Jet-lagged and fatigued but fortified by coffee, Lauren Jackson was on the bench for Sunday’s preseason win over the Phoenix Mercury after arriving in Seattle on Saturday night.
“I got to sleep at about 5 o’clock this morning,” Jackson told reporters before the game while watching her teammates warm up. “Brian (Agler) was nice enough to say, ‘You don’t have to get up at 7 o’clock and come to shootaround today,’ so that was lovely of him. I slept about five hours. I’m still a bit dazed and confused. I feel good. I’m really excited to be back. I just had the best time at home. All good things come to an end, so it’s time to start a new chapter here in Seattle.”
Instead of trying to make time to come home between her seasons overseas, Jackson was able to spend her entire offseason in her native Australia, returning to the WNBL to win another championship with the Canberra Capitals. The experience was a positive that came out of a frustrating injury – the stress fracture in her lower back that ended Jackson’s 2009 WNBA season.

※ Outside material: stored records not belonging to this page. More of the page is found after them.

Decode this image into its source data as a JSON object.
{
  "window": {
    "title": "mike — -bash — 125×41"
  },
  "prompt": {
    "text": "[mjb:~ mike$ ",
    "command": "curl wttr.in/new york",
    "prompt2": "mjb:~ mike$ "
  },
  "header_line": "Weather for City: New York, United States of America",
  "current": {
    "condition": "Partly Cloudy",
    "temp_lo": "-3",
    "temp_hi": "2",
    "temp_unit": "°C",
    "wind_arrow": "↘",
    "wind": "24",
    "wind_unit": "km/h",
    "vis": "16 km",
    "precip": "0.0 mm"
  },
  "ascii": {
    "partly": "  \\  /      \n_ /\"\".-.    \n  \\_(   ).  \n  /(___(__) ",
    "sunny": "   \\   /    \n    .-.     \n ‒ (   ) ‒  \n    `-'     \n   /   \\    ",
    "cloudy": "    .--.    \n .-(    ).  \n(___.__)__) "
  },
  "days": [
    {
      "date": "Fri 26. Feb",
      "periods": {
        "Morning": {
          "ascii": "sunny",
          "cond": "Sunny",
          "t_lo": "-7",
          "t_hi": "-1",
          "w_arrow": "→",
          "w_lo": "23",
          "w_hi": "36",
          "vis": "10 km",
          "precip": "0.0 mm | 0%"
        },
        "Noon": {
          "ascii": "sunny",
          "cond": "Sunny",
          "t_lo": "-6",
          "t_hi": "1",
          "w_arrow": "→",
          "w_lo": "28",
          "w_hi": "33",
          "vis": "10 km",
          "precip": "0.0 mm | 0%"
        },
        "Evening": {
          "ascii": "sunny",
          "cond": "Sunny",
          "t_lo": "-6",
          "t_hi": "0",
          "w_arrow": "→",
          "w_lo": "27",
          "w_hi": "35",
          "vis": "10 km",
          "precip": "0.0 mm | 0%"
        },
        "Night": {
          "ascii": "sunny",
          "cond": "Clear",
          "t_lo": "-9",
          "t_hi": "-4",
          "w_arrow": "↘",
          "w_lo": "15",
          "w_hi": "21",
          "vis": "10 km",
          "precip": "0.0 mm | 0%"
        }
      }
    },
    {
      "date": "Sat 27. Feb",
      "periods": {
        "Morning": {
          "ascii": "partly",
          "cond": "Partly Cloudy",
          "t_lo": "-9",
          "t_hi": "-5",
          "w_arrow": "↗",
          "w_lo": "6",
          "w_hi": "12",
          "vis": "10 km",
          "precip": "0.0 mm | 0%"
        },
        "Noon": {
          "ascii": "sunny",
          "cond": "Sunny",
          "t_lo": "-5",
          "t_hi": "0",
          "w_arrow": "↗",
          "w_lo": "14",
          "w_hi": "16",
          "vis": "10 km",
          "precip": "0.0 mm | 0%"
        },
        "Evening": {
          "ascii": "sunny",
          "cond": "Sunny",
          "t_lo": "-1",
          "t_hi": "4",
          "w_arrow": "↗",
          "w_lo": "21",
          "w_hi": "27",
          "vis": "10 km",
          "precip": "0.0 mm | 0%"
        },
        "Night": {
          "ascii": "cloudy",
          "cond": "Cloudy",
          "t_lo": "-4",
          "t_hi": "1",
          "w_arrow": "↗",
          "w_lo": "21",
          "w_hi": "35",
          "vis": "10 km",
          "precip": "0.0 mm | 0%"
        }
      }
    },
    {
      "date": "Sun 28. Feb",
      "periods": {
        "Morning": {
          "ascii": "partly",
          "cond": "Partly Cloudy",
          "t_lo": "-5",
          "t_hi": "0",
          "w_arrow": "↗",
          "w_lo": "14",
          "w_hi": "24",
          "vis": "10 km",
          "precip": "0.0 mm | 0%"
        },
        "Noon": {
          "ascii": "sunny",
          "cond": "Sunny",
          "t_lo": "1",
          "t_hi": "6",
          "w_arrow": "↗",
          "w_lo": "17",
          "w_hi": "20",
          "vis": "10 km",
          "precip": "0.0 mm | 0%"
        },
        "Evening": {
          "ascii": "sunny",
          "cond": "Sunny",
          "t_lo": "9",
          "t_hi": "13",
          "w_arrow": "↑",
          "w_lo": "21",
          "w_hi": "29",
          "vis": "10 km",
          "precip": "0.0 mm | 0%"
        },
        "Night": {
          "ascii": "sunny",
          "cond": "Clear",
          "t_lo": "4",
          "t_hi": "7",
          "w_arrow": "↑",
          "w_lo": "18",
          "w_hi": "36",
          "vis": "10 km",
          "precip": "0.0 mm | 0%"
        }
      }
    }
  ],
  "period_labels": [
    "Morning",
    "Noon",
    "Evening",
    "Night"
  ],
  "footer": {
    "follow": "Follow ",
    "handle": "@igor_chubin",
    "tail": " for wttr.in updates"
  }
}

“The injury, maybe it was a blessing in disguise for me,” she said. “Not going back to Russia, being able to play in Australia and being able to take care of me for the last six months, it’s just been the best thing for me.”
First, there was the matter of rehabbing and getting back into shape. Jackson was ordered to rest for three months to give the stress fracture time to heal, and wasn’t allowed to run until December. She credits the medical staff at her old stomping ground, the Australian Institute of Sport in Canberra, for helping her recover.
“I think I’m more in shape now than I was before,” she said. “I had all the resources there to get me going. It was easy to do it there because I had the support of all my old friends and people that I really, really trust. I wouldn’t have been able to come back the way I did without the people at the AIS.”
Jackson now has a clean bill of health.
“Once you’ve fractured your back, it’s always going to be achy,” she explained, “but they’ve said to me it’s very unlikely that it will happen again. I remember the first day after the first game I came back and played, it was a little achy, but not having that pain that I had when I was playing here those last few games, it was unbelievable – that’s one thing that I wish to never experience again. Then going through the season, I felt so good. Honestly, when it happened, I didn’t know if I would ever feel great again because it was one of those things where it was such a horrible pain.”
Since the WNBL season ended in March, Jackson has had time off before last week’s training camp with the Australian National Team in preparation for the World Championship this fall. Jackson described the camp, which featured two three-hour sessions a day led by Opals Head Coach Carrie Graf (a former Storm assistant), as “intense.” She did not participate in all the on-court work, sitting out at times in the name of self-preservation with an eye toward Storm training camp.
At the conclusion of Opals camp, it was time to say goodbye to family and friends and head to Seattle.
“It was sad leaving,” Jackson said. “Leaving my mum and dad at the airport yesterday, I was teary-eyed.”
But Jackson knows she has big things to look forward to with the Storm.
“I heard a couple of things and then (Director of Basketball Operations) Missy (Bequette) picked me up from the airport last night and filled me in,” she said. It sounds good. Everyone’s really excited. She said it was one of the best Storm camps ever. I think it’s going to be a great year.”